Os indicadores de melhoria do ambiente econômico já estão em praticamente todas as áreas – com maior ou menor consistência. Não resta dúvida de que o pior da crise já passou, embora os resultados ainda sejam tímidos. Mas a confiança está sendo recuperada, pois os conceitos gerais aplicados estão corretos. Tanto que a inflação caiu de 9,28% para 2,54% no curto espaço do governo Temer. A taxa básica de juros desceu de 14,25% para 7,5%, mantendo viés de queda. Os postos de trabalho, ainda que devagar, começam a surgir novamente. A produção industrial, que chegou a amargar taxas de quase 10% de recessão, agora apresenta leve ascensão. Algumas estatais, como a Petrobrás, melhoraram a gestão e se reposicionaram. Tudo isso está sendo sustentado, politicamente, pela consciência sobre a necessidade de reformar. E isso não pode parar.

A questão previdenciária, para ficar nesse primeiro caso, é um problema matemático, atuarial. Não se presta mais à discussão ideológica ou ao populismo demagógico, seja à esquerda ou à direita. O sistema precisa ser sustentável ao longo dos anos: o cidadão deve pagar a quantia necessária para custear sua merecida aposentadoria. Nosso modelo foi feito para outro tempo histórico, em que a expectativa de vida era muito menor. Pouco foi atualizado ao longo dos anos. Incorporou brechas e diversos privilégios a seletos grupos com força de pressão, deixando de lado a grande maioria dos aposentados brasileiros. Ficou vulnerável a casos de desvios e corrupção. É um regramento que precisa ser mudado, se não com radicalidade, ao menos com uma graduação – permitindo que a sociedade possa adaptar-se à nova realidade.

A reforma trabalhista, que já avançou um pouco, e cujas primeiras mudanças começaram a vigorar agora, também é uma sinalização positiva. A reforma tributária, a confirmar-se a pretensão do governo, somando-se às outras duas e ao teto dos gastos públicos, configura um novo horizonte para o país. Isso precisa ser reconhecido e estimulado. É pouco, bem pouco para o tanto que o país ainda pode e precisa avançar. Mas, para tão um tempo tão curto de mandato, já são legados que permanecerão.
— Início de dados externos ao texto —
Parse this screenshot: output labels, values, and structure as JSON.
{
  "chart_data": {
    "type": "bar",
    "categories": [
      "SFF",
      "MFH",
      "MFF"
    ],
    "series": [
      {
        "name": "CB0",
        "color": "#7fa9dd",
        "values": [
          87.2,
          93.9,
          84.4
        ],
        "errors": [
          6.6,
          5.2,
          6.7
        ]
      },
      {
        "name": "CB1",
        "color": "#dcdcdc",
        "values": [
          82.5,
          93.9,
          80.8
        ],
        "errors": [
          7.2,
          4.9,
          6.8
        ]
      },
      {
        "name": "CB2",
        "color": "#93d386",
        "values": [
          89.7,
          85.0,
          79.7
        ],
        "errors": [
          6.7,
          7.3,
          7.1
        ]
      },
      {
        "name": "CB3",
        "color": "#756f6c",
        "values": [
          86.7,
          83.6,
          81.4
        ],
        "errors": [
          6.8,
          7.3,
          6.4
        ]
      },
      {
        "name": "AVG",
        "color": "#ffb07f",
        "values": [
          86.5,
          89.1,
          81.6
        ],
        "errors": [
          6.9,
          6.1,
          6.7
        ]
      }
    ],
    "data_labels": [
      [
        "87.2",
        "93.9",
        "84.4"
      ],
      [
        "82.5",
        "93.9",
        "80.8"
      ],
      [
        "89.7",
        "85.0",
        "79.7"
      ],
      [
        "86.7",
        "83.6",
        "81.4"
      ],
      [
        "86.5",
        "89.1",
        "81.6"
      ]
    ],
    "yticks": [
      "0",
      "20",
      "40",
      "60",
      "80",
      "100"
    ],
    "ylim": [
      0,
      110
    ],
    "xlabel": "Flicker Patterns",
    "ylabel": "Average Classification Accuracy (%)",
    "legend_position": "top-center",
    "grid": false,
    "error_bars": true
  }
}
Precisamos observar também que, diferente de outras épocas, o cenário internacional está mais favorável para os países emergentes da América Latina, África e Ásia. Mas, como bem observou o presidente do Banco Central há poucos dias, esses ciclos favoráveis não duram para sempre. É preciso aproveitá-los para fazer as correções nas contas públicas e os ajustes estruturais na economia. Ilan Goldfajn mencionou a boa posição das contas externas, com superávit comercial de US$ 53 bilhões até setembro, reservas superiores a US$ 380 bilhões e ingresso de financiamento direto equivalente a 4,2% do Produto Interno Bruto (PIB). O bom momento pode ser impulsionado por boas medidas, criando um novo círculo virtuoso.

Mas, ao lado dessas arrumações de controle de gastos e ajuste fiscal, o Brasil precisa ordenar melhor seu viés produtivo. Primeiro, diminuindo o custo interno para dar maior competitividade às nossas empresas. Segundo, diversificando e agregando valor à matéria-prima brasileira, que costuma ser exportada in natura, sem qualquer espécie de industrialização. Recuperar nossa indústria, a propósito, é das tarefas mais urgentes para a retomada do crescimento.

Enfim, as reformas não podem parar, independente das eleições do próximo ano. Elas certamente não serão tão profundas quanto deveriam, mas poderão representar um avanço significativo para a virada. Não é apenas por uma questão política, mas também porque, como se viu, a própria economia estaciona se o país deixar de modificar-se. E as questões da sustentabilidade precisam estar acima de pessoas, partidos e ideologias. Reformar é preciso.